DÉFICIT FISCAL NÃO EXPLICA JUROS
Ministro da Fazenda critica relação automática entre gastos públicos e juros altos no Brasil
Dario Durigan afirma que não há conexão direta entre despesas do governo e taxa básica, e que Brasil já teve juros altos com superávits.
O Ministro da Fazenda, Dario Durigan, declarou que a elevação dos juros no Brasil não encontra sua única explicação na situação fiscal do país. Em entrevista à Warren Investimentos, divulgada na segunda-feira, 15 de junho de 2026, Durigan criticou a tese de que os gastos públicos são os únicos responsáveis pela taxa básica em patamar elevado, classificando-a como uma "resposta fácil" e não necessariamente verdadeira.

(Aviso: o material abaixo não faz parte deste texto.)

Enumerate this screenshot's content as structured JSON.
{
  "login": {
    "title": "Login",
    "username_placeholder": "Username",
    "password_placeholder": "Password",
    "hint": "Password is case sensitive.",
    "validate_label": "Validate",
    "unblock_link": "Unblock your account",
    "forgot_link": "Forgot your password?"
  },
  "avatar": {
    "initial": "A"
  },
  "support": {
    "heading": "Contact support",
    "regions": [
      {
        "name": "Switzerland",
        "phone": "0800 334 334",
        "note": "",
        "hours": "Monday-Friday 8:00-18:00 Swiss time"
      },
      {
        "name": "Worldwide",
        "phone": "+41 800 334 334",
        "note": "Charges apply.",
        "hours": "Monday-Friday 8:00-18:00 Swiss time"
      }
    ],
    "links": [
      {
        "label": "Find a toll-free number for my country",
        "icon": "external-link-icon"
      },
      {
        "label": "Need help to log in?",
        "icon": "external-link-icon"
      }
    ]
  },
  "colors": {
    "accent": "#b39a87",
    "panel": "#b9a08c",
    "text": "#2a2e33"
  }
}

Para o ministro, embora o debate sobre o equilíbrio das contas públicas seja crucial para o controle da inflação e para a condução da política monetária, a relação entre o aumento das despesas governamentais e juros altos não é automática. "O que me incomoda, muitas vezes, no debate brasileiro, onde o debate fiscal é um debate proeminente, é ter uma resposta fácil. Dizer: ‘é porque o governo gasta muito que nós temos juros altos’. Porque não é verdade essa resposta fácil", afirmou.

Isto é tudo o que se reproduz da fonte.